60 anni fa Gagarin nello spazio: dalla Terra blu al Pianeta rosso

Il 12 aprile è la Giornata internazionale del volo spaziale umano

APR 12, 2021 -

Roma, 12 apr. (askanews) – Il 12 aprile 1961 il sovietico Yuri Gagarin a bordo della navicella Vostok venne lanciato nello spazio dove rimase in orbita per 108 minuti, rientrando poi sano e salvo sulla Terra dove venne acclamato come un eroe. Fu lui il primo a vedere il nostro pianeta dallo spazio (“Vedo la Terra, è blu”, disse), fu lui a dimostrare che l’uomo può sopravvivere in quell’ambiente ostile, fu la sua impresa a segnare l’inizio dell’esplorazione umana dello spazio. Quell’esplorazione che, negli anni, grazie agli sviluppi scientifici e tecnologici ha guardato sempre più lontano fino a spingersi a immaginare future basi marziane.

Il 12 aprile 1961 segna dunque una data storica che le Nazioni Unite hanno voluto celebrare con la Giornata internazionale del volo spaziale umano ricordandone alcune tappe salienti: Valentina Tereshkova la prima donna – anche lei sovietica – a orbitare attorno alla Terra il 16 giugno 1963; Neil Armstrong, il primo essere umano a mettere piede sulla superficie della Luna il 20 luglio 1969 e l’attracco delle navicelle Apollo e Soyuz il 17 luglio 1975, che segnò la fine della guerra fredda spaziale tra Usa e Urss e che gettò le basi per quello spirito di collaborazione internazionale che ha portato nel 1998 alla costruzione della Stazione spaziale internazionale da parte di Stati Uniti, Russia, Europa, Giappone e Canada.

Quel laboratorio orbitante a 400 km di altezza dalla Terra, che regala ai suoi occupanti l’incredibile spettacolo di 16 albe e altrettanti tramonti, a partire dal 2000 abitato stabilmente da equipaggi formati da uomini e donne di diverse nazionalità che si succedono in rotazione e che rappresentano la volontà comune dell’umanità di lavorare per migliorare la vita dell’uomo sulla Terra. Un’impresa a cui l’Italia ha contribuito in modo importante (solo un esempio, oltre il 40 per cento del volume abitabile della Stazione è made in Italy) e contribuisce ancora sia dal punto di vista tecnologico e scientifico sia con la presenza di astronauti “azzurri” (alcuni impegnati anche in più di una missione sia Esa che Asi) dal primo Umberto Guidoni agli astronauti del corpo Esa Roberto Vittori, Luca Parmitano (che ha rivestito anche il ruolo di comandante), Paolo Nespoli, Samantha Cristoforetti che dopo la missione Futura dell’Agenzia spaziale italiana si appresta a tornare il prossimo anno sulla Iss.

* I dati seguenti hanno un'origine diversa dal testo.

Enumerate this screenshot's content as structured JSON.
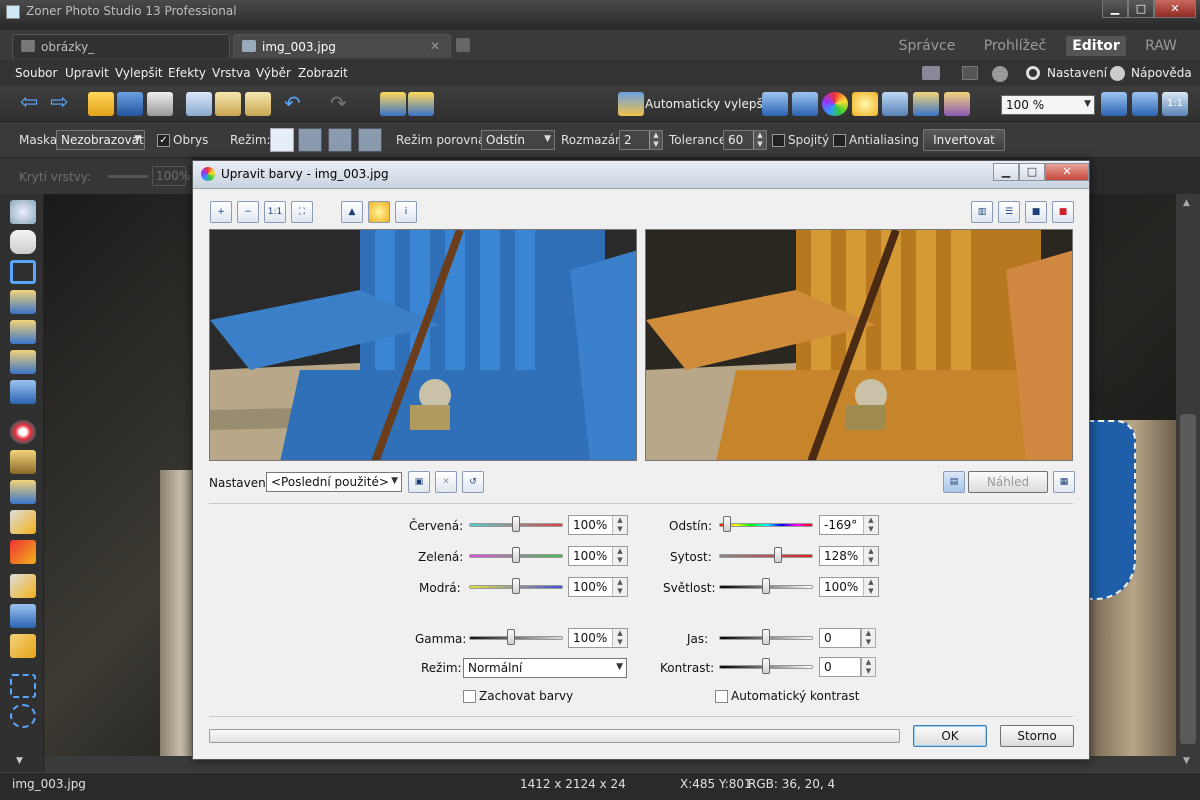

L’uomo, si sa, guarda sempre oltre. E oggi l’oltre più vicino – nel tempo e nello spazio – è la Luna. È lì, sul nostro satellite distante poco meno di 400mila km, che l’uomo vuole tornare e questa volta non per raccogliere frammenti da riportare sulla Terra ma per farne una possibile base e un avamposto per spingersi ancora più in là, verso il pianeta rosso. Il programma Artemis della Nasa – articolato in più fasi, la prima prevista nel 2024 – a cui collabora anche l’Esa vede l’Italia giocare con l’Asi un ruolo importante, sia per la base orbitante Gateway sia per la realizzazione di insediamenti lunari. È di questi giorni la firma di un accordo tra Asi (che ha stretto una collaborazione strategica con la Nasa per questo programma) e Thales Alenia Space per lo sviluppo di 16 idee progettuali che riguardano moduli abitabili, laboratori, sistemi di trasporto e di comunicazione.

Dopo la Iss, la Luna potrebbe diventare quasi una seconda casa per l’umanità in attesa di spingersi ancora oltre, verso Marte intorno al quale da anni orbitano sonde impegnate a svelarne i segreti, sul quale si muovono rover e dove tra un paio di giorni si librerà in volo l’elicottero Ingenuity della Nasa. Verrà un giorno in cui dallo spazio un uomo o una donna dirà: “Vedo il pianeta rosso”. Quel giorno segnerà un’altra incredibile tappa dell’esplorazione umana.